Posted on 7/28/25 at 5:49 am to spacecitydude
quote:I also found it more academically rigorous in the 80s
The irony is that UNO was more academically rigorous than LSU was in the late 90's/early 2000's
Posted on 7/28/25 at 6:20 am to GreatLakesTiger24
quote:
Seems like a bad sign when a relatively major city can’t support a public, four year school
That is because there are way more prestigious private options in the region with Tulane, Loyola, Xavier, Dillard, Holy Cross, etc. You also have racial bias that would draw minority students to other public HBU’s like SUNO, Southern, and Grambling.
For the kids that cannot afford to go to private school, they get sucked out of the metro to schools like LSU, Nicholls, Southeastern, etc. with lower cost options for housing.

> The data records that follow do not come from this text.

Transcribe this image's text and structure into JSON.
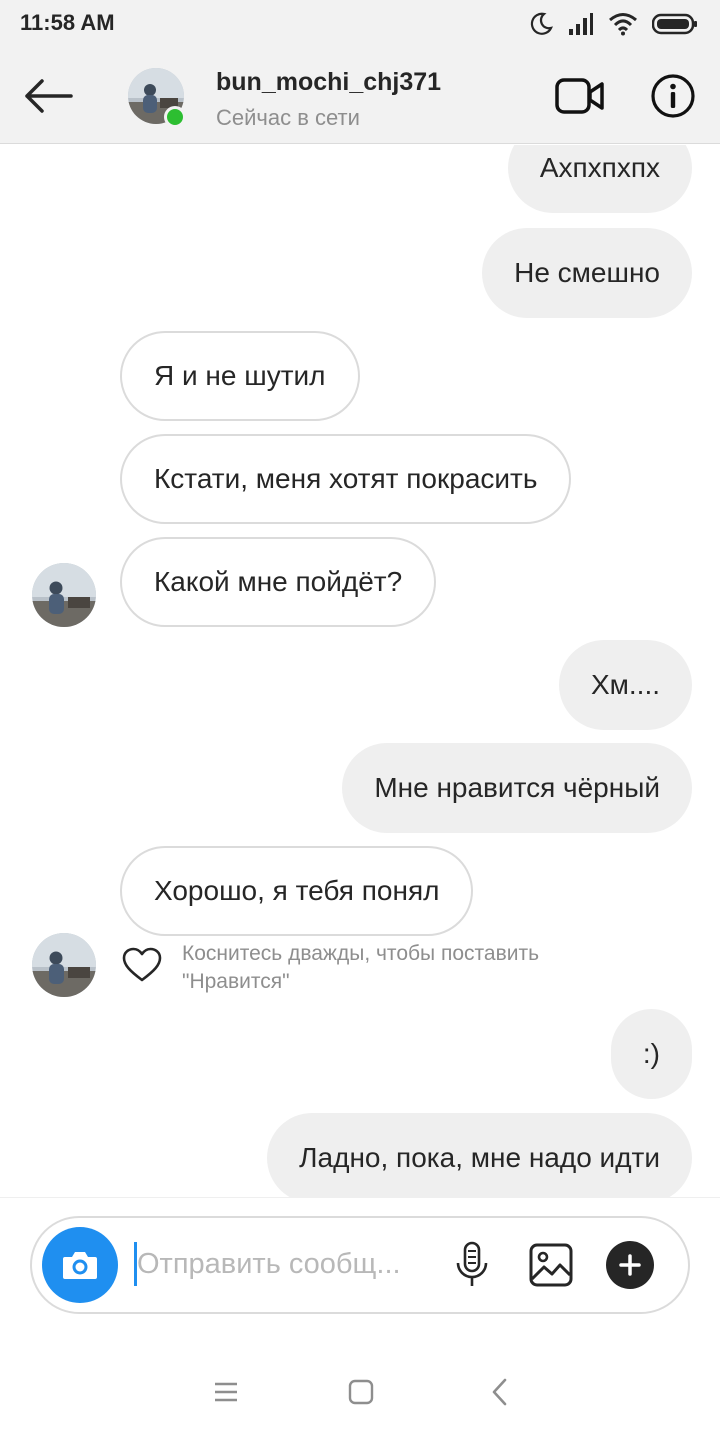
{
  "status_bar": {
    "time": "11:58 AM",
    "icons": [
      "moon-icon",
      "signal-icon",
      "wifi-icon",
      "battery-icon"
    ]
  },
  "header": {
    "username": "bun_mochi_chj371",
    "status": "Сейчас в сети",
    "icons": [
      "back-arrow-icon",
      "video-call-icon",
      "info-icon"
    ],
    "online_color": "#2dbe31"
  },
  "messages": [
    {
      "direction": "out",
      "text": "Ахпхпхпх"
    },
    {
      "direction": "out",
      "text": "Не смешно"
    },
    {
      "direction": "in",
      "text": "Я и не шутил"
    },
    {
      "direction": "in",
      "text": "Кстати, меня хотят покрасить"
    },
    {
      "direction": "in",
      "text": "Какой мне пойдёт?"
    },
    {
      "direction": "out",
      "text": "Хм...."
    },
    {
      "direction": "out",
      "text": "Мне нравится чёрный"
    },
    {
      "direction": "in",
      "text": "Хорошо, я тебя понял"
    },
    {
      "direction": "out",
      "text": ":)"
    },
    {
      "direction": "out",
      "text": "Ладно, пока, мне надо идти"
    }
  ],
  "like_hint": {
    "line1": "Коснитесь дважды, чтобы поставить",
    "line2": "\"Нравится\""
  },
  "composer": {
    "placeholder": "Отправить сообщ...",
    "value": "",
    "icons": [
      "camera-icon",
      "microphone-icon",
      "gallery-icon",
      "plus-icon"
    ],
    "camera_color": "#1f8ff0"
  },
  "nav_bar": {
    "icons": [
      "menu-icon",
      "home-icon",
      "back-icon"
    ]
  }
}
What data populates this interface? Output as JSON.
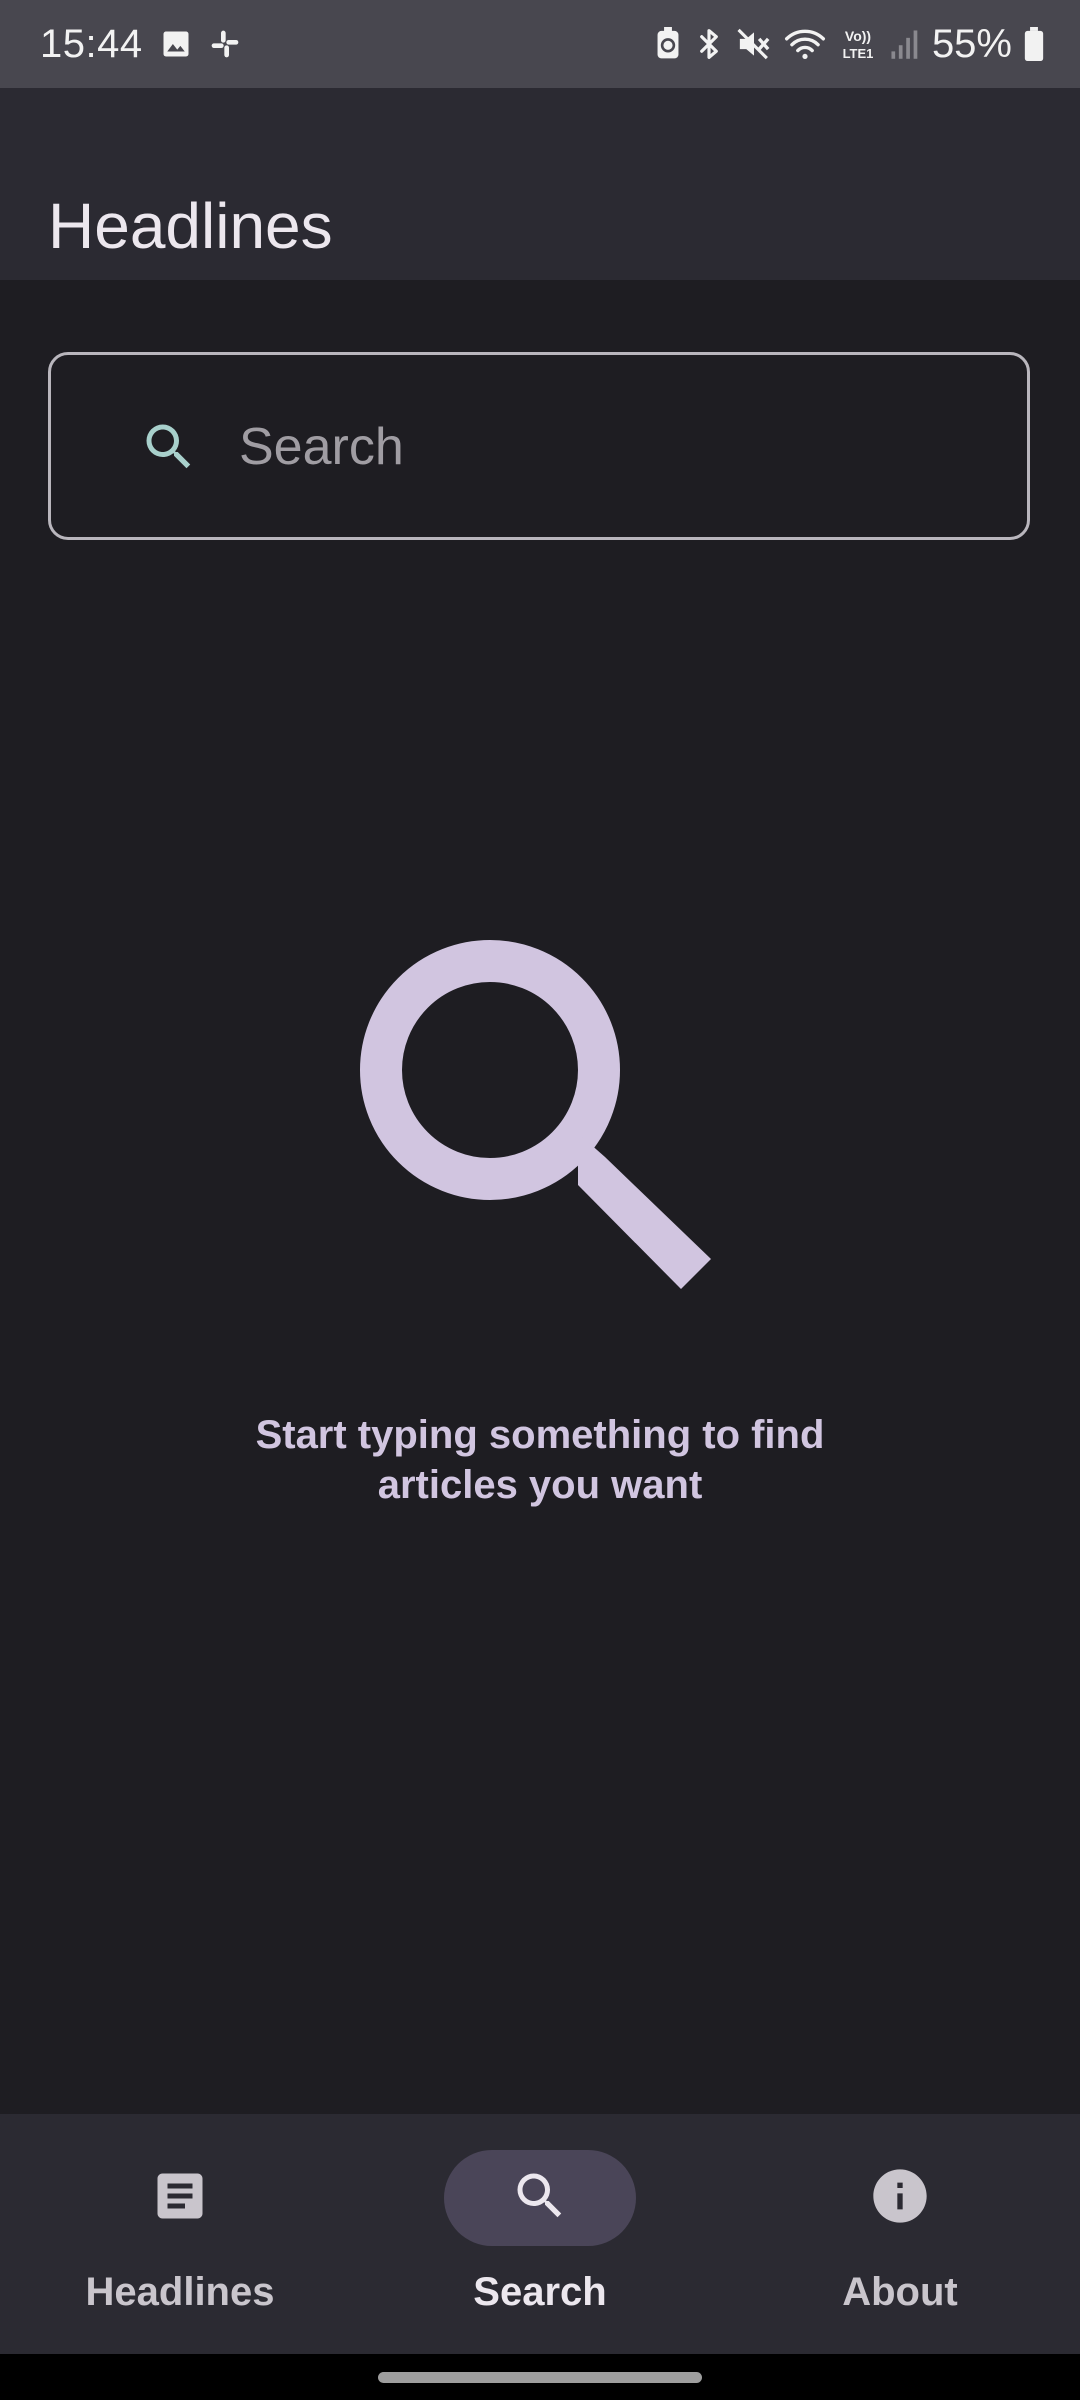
{
  "status_bar": {
    "time": "15:44",
    "battery_percent": "55%",
    "network_label": "Vo) LTE1",
    "left_icons": [
      "gallery-icon",
      "slack-icon"
    ],
    "right_icons": [
      "battery-saver-icon",
      "bluetooth-icon",
      "mute-icon",
      "wifi-icon",
      "volte-icon",
      "signal-icon",
      "battery-icon"
    ]
  },
  "app_bar": {
    "title": "Headlines"
  },
  "search": {
    "placeholder": "Search",
    "value": "",
    "icon": "search-icon"
  },
  "empty_state": {
    "icon": "search-icon",
    "message": "Start typing something to find\narticles you want"
  },
  "bottom_nav": {
    "active": "search",
    "items": [
      {
        "id": "headlines",
        "label": "Headlines",
        "icon": "article-icon"
      },
      {
        "id": "search",
        "label": "Search",
        "icon": "search-icon"
      },
      {
        "id": "about",
        "label": "About",
        "icon": "info-icon"
      }
    ]
  },
  "colors": {
    "background": "#1e1d22",
    "surface": "#2b2a32",
    "status_bar": "#48474f",
    "accent": "#d1c5e0",
    "active_pill": "#4a4558",
    "search_icon_tint": "#a8d0cc"
  }
}
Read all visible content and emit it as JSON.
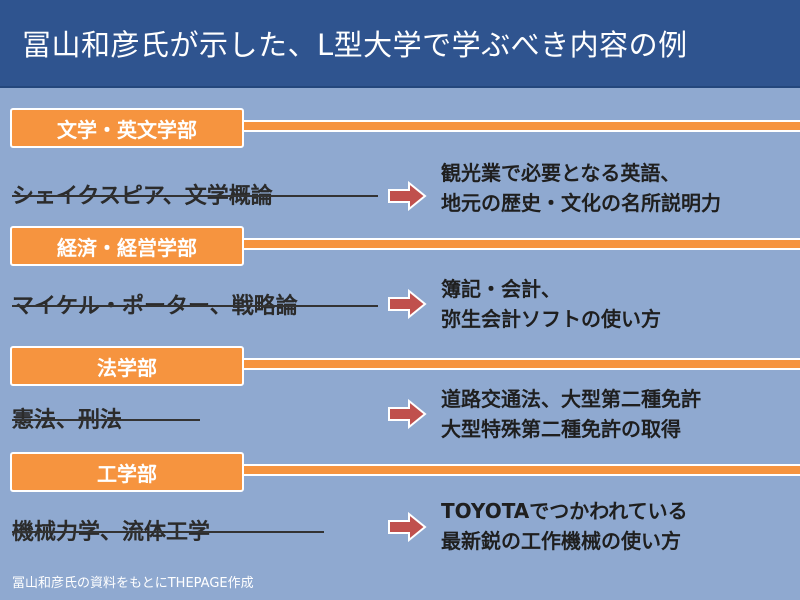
{
  "title": "冨山和彦氏が示した、L型大学で学ぶべき内容の例",
  "sections": [
    {
      "header": "文学・英文学部",
      "struck": "シェイクスピア、文学概論",
      "result": [
        "観光業で必要となる英語、",
        "地元の歴史・文化の名所説明力"
      ]
    },
    {
      "header": "経済・経営学部",
      "struck": "マイケル・ポーター、戦略論",
      "result": [
        "簿記・会計、",
        "弥生会計ソフトの使い方"
      ]
    },
    {
      "header": "法学部",
      "struck": "憲法、刑法",
      "result": [
        "道路交通法、大型第二種免許",
        "大型特殊第二種免許の取得"
      ]
    },
    {
      "header": "工学部",
      "struck": "機械力学、流体工学",
      "result": [
        "TOYOTAでつかわれている",
        "最新鋭の工作機械の使い方"
      ]
    }
  ],
  "footer": "冨山和彦氏の資料をもとにTHEPAGE作成",
  "colors": {
    "title_bg": "#2f548f",
    "background": "#8fa9d0",
    "accent_orange": "#f6943f",
    "arrow_red": "#c0504d"
  }
}
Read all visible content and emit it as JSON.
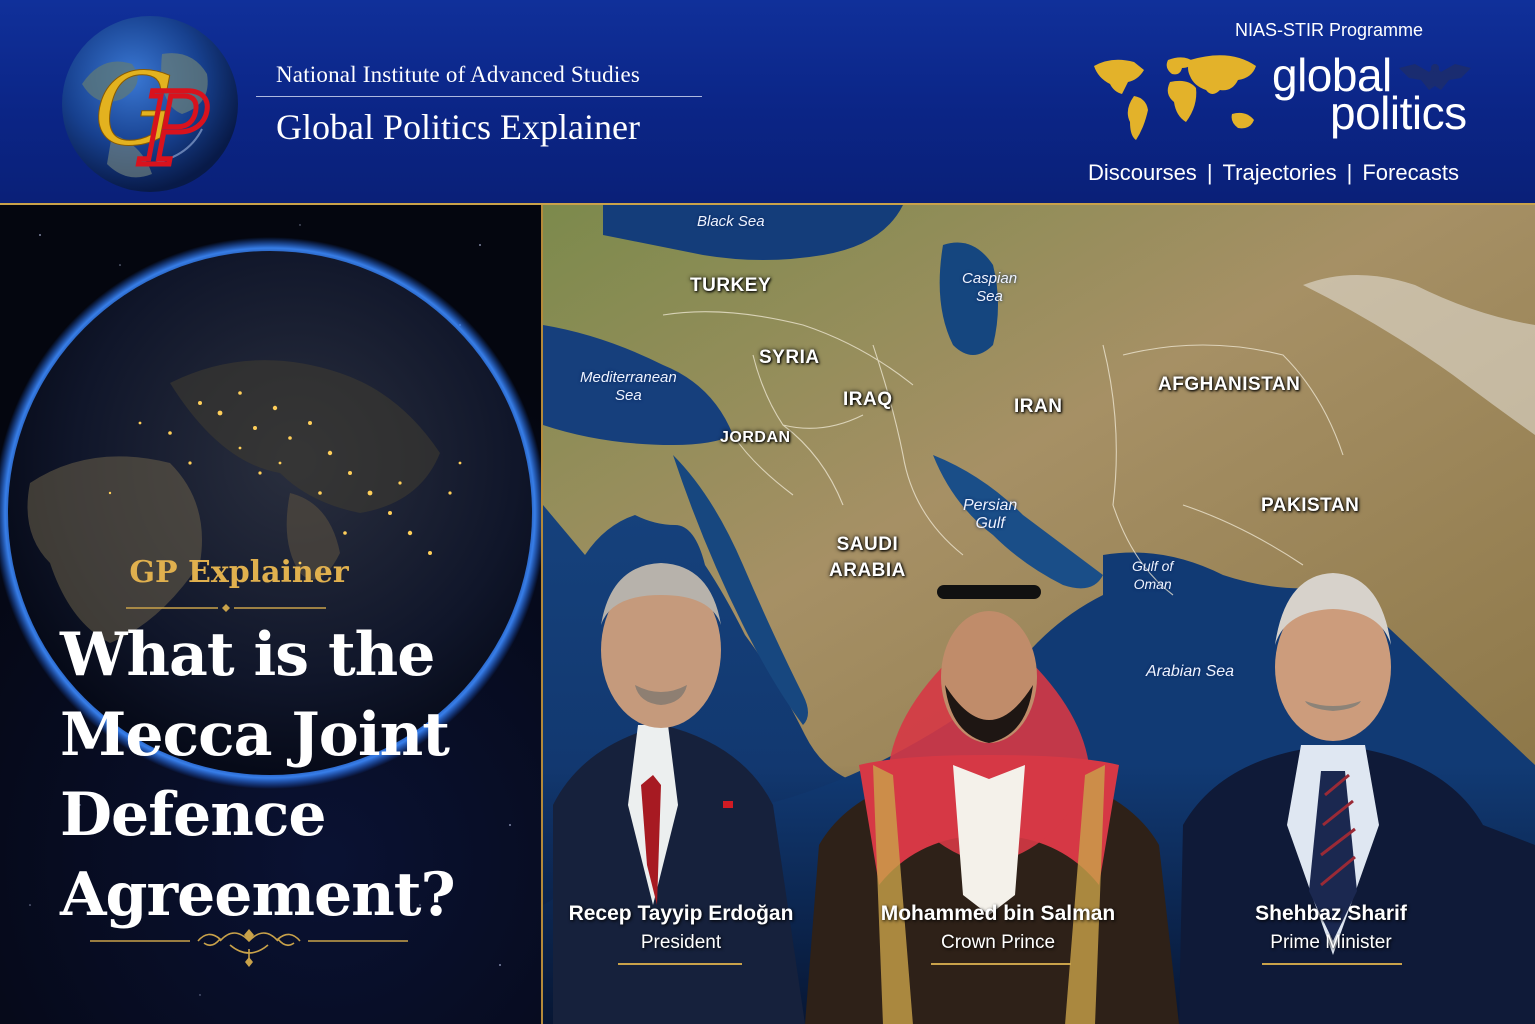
{
  "header": {
    "institute": "National Institute of Advanced Studies",
    "series": "Global Politics Explainer",
    "programme": "NIAS-STIR Programme",
    "brand_line1": "global",
    "brand_line2": "politics",
    "tags": [
      "Discourses",
      "Trajectories",
      "Forecasts"
    ],
    "logo_letters": "GP"
  },
  "left": {
    "kicker": "GP Explainer",
    "title_lines": [
      "What is the",
      "Mecca Joint",
      "Defence",
      "Agreement?"
    ]
  },
  "map": {
    "countries": [
      "TURKEY",
      "SYRIA",
      "IRAQ",
      "JORDAN",
      "IRAN",
      "AFGHANISTAN",
      "PAKISTAN",
      "SAUDI",
      "ARABIA"
    ],
    "seas": {
      "black": "Black Sea",
      "caspian1": "Caspian",
      "caspian2": "Sea",
      "med1": "Mediterranean",
      "med2": "Sea",
      "persian1": "Persian",
      "persian2": "Gulf",
      "oman1": "Gulf of",
      "oman2": "Oman",
      "arabian": "Arabian Sea"
    }
  },
  "leaders": [
    {
      "name": "Recep Tayyip Erdoğan",
      "role": "President"
    },
    {
      "name": "Mohammed bin Salman",
      "role": "Crown Prince"
    },
    {
      "name": "Shehbaz Sharif",
      "role": "Prime Minister"
    }
  ],
  "colors": {
    "header_blue": "#0b2586",
    "gold": "#c9a24a",
    "kicker_gold": "#e0b04e",
    "sea_blue": "#123e78",
    "land": "#9c8650"
  }
}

Also, for the kids that are barely passable, they get trapped by the community college system with Delgado and Nunez, and they are either taking endless remedial classes or they graduate with a certificate in a specific trade.
There is also the explosion in online colleges and degree programs that make most of the buildings for a college seem useless.
All those options are draining the potential pool of students, and you add population decline, that is a bad demographic mix for UNO unless you can market yourself and draw more outside students from the region.
It also appears UNO’s leadership never anticipated any of these changes and kept things running at full steam even as enrollment began to decline. They built up a deficit in their budget and always expected that state to bail them out.